Unnamed: 0,formula,composition,H,He,Li,Be,B,C,N,O,...,Pu,Am,Cm,Bk,Cf,Es,Fm,Md,No,Lr
0,NaCl,"(Na, Cl)",0,0,0,0,0,0,0.0,0.0,...,0,0,0,0,0,0,0,0,0,0
1,F2O3,"(F, O)",0,0,0,0,0,0,0.0,0.6,...,0,0,0,0,0,0,0,0,0,0
2,Ba(NO3)2,"(Ba, N, O)",0,0,0,0,0,0,0.222222,0.666667,...,0,0,0,0,0,0,0,0,0,0


You can get the names of the new columns from the Featurizer

In [10]:
feat.feature_labels()[:10]

['H', 'He', 'Li', 'Be', 'B', 'C', 'N', 'O', 'F', 'Ne']
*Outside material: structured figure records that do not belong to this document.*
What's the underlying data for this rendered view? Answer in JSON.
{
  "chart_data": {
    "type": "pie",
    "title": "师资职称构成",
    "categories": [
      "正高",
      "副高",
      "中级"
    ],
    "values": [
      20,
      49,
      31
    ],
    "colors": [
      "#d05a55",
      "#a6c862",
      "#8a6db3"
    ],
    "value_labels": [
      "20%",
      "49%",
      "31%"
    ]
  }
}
So, if you wanted to feed them to an ML algorithm

In [11]:
data[feat.feature_labels()]

Unnamed: 0,H,He,Li,Be,B,C,N,O,F,Ne,...,Pu,Am,Cm,Bk,Cf,Es,Fm,Md,No,Lr
0,0,0,0,0,0,0,0.0,0.0,0.0,0,...,0,0,0,0,0,0,0,0,0,0
1,0,0,0,0,0,0,0.0,0.6,0.4,0,...,0,0,0,0,0,0,0,0,0,0
2,0,0,0,0,0,0,0.222222,0.666667,0.0,0,...,0,0,0,0,0,0,0,0,0,0


You can also call `transform` to compute them on demand

In [12]:
np.array(feat.transform(data['composition']))

array([[0.        , 0.        , 0.        , 0.        , 0.        ,
        0.        , 0.        , 0.        , 0.        , 0.        ,
        0.5       , 0.        , 0.        , 0.        , 0.        ,
        0.        , 0.5       , 0.        , 0.        , 0.        ,
        0.        , 0.        , 0.        , 0.        , 0.        ,
        0.        , 0.        , 0.        , 0.        , 0.        ,
        0.        , 0.        , 0.        , 0.        , 0.        ,
        0.        , 0.        , 0.        , 0.        , 0.        ,
        0.        , 0.        , 0.        , 0.        , 0.        ,
        0.        , 0.        , 0.        , 0.        , 0.        ,
        0.        , 0.        , 0.        , 0.        , 0.        ,
        0.        , 0.        , 0.        , 0.        , 0.        ,
        0.        , 0.        , 0.        , 0.        , 0.        ,
        0.        , 0.        , 0.        , 0.        , 0.        ,
        0.        , 0.        , 0.        , 0.